En attendant les hypothétiques projets de loi sur la création et le numérique
Le rapport de cette mission d’information devrait surtout arriver à peu près au même moment que le projet de loi de Fleur Pellerin sur la Création, promis il y a quelques mois encore pour le premier trimestre 2015. Axelle Lemaire prépare elle aussi un projet de loi consacré au numérique, lequel pourrait être débattu durant l’automne. Si ces deux textes ne devraient a priori pas toucher à la délicate question de la Hadopi, rien n’empêchera les parlementaires de les amender, pourquoi pas selon les recommandations de cette mission d’information... De plus, « la nouvelle majorité de droite et du centre peut désormais proposer des évolutions substantielles au travers d'un texte législatif, même si le gouvernement n'en a pas l'intention » rappelle enfin le sénateur Hervé.

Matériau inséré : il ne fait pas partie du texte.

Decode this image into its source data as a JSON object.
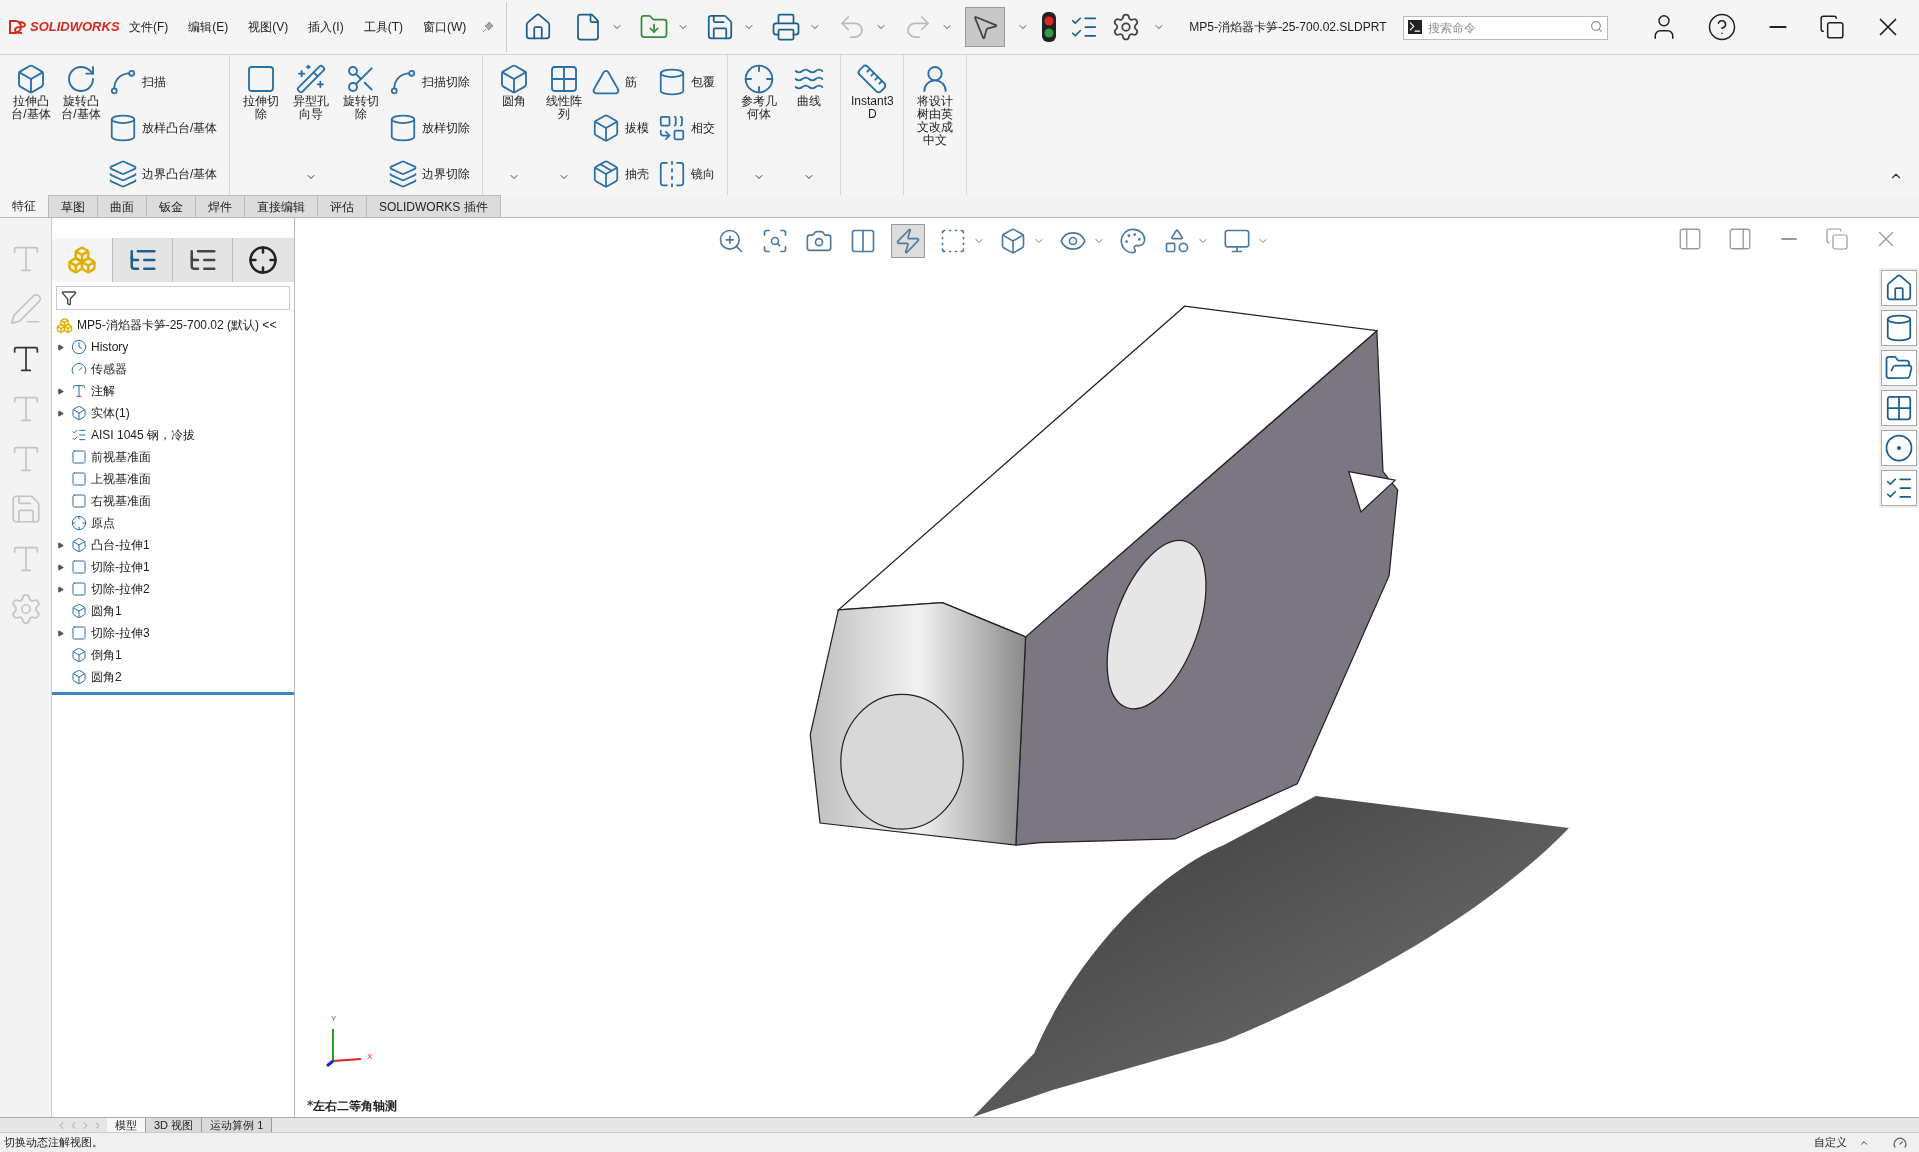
{
  "app": {
    "logo": "SOLIDWORKS",
    "title": "MP5-消焰器卡笋-25-700.02.SLDPRT"
  },
  "menu": [
    "文件(F)",
    "编辑(E)",
    "视图(V)",
    "插入(I)",
    "工具(T)",
    "窗口(W)"
  ],
  "search": {
    "placeholder": "搜索命令"
  },
  "ribbon": {
    "groups": [
      {
        "columns": [
          {
            "kind": "large",
            "label": "拉伸凸台/基体",
            "dropdown": false
          },
          {
            "kind": "large",
            "label": "旋转凸台/基体",
            "dropdown": false
          },
          {
            "kind": "stack",
            "items": [
              "扫描",
              "放样凸台/基体",
              "边界凸台/基体"
            ]
          }
        ]
      },
      {
        "columns": [
          {
            "kind": "large",
            "label": "拉伸切除",
            "dropdown": false
          },
          {
            "kind": "large",
            "label": "异型孔向导",
            "dropdown": true
          },
          {
            "kind": "large",
            "label": "旋转切除",
            "dropdown": false
          },
          {
            "kind": "stack",
            "items": [
              "扫描切除",
              "放样切除",
              "边界切除"
            ]
          }
        ]
      },
      {
        "columns": [
          {
            "kind": "large",
            "label": "圆角",
            "dropdown": true
          },
          {
            "kind": "large",
            "label": "线性阵列",
            "dropdown": true
          },
          {
            "kind": "stack",
            "items": [
              "筋",
              "拔模",
              "抽壳"
            ]
          },
          {
            "kind": "stack",
            "items": [
              "包覆",
              "相交",
              "镜向"
            ]
          }
        ]
      },
      {
        "columns": [
          {
            "kind": "large",
            "label": "参考几何体",
            "dropdown": true
          },
          {
            "kind": "large",
            "label": "曲线",
            "dropdown": true
          }
        ]
      },
      {
        "columns": [
          {
            "kind": "large",
            "label": "Instant3D",
            "dropdown": false
          }
        ]
      },
      {
        "columns": [
          {
            "kind": "large",
            "label": "将设计树由英文改成中文",
            "dropdown": false
          }
        ]
      }
    ]
  },
  "tabs": [
    {
      "label": "特征",
      "selected": true
    },
    {
      "label": "草图",
      "selected": false
    },
    {
      "label": "曲面",
      "selected": false
    },
    {
      "label": "钣金",
      "selected": false
    },
    {
      "label": "焊件",
      "selected": false
    },
    {
      "label": "直接编辑",
      "selected": false
    },
    {
      "label": "评估",
      "selected": false
    },
    {
      "label": "SOLIDWORKS 插件",
      "selected": false
    }
  ],
  "tree": {
    "root": "MP5-消焰器卡笋-25-700.02 (默认) <<",
    "items": [
      {
        "label": "History",
        "collapsed": true
      },
      {
        "label": "传感器",
        "collapsed": false
      },
      {
        "label": "注解",
        "collapsed": true
      },
      {
        "label": "实体(1)",
        "collapsed": true
      },
      {
        "label": "AISI 1045 钢，冷拔",
        "collapsed": false
      },
      {
        "label": "前视基准面",
        "collapsed": false
      },
      {
        "label": "上视基准面",
        "collapsed": false
      },
      {
        "label": "右视基准面",
        "collapsed": false
      },
      {
        "label": "原点",
        "collapsed": false
      },
      {
        "label": "凸台-拉伸1",
        "collapsed": true
      },
      {
        "label": "切除-拉伸1",
        "collapsed": true
      },
      {
        "label": "切除-拉伸2",
        "collapsed": true
      },
      {
        "label": "圆角1",
        "collapsed": false
      },
      {
        "label": "切除-拉伸3",
        "collapsed": true
      },
      {
        "label": "倒角1",
        "collapsed": false
      },
      {
        "label": "圆角2",
        "collapsed": false
      }
    ]
  },
  "viewport": {
    "view_name": "*左右二等角轴测",
    "axis_labels": [
      "Y",
      "X"
    ]
  },
  "bottom_tabs": [
    {
      "label": "模型",
      "selected": true
    },
    {
      "label": "3D 视图",
      "selected": false
    },
    {
      "label": "运动算例 1",
      "selected": false
    }
  ],
  "status_bar": {
    "message": "切换动态注解视图。",
    "unit_system": "自定义"
  }
}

Du côté de la Rue du Texel, on voit d’un très bon œil l’organisation de ces travaux. « La Hadopi se réjouit du lancement de cette mission » réagit ainsi Éric Walter, le secrétaire général de l’institution. Selon lui, cette mission d’information « traduit bien l'approche dépassionnée des questions relatives au téléchargement illicite qu'a toujours eu le Sénat ».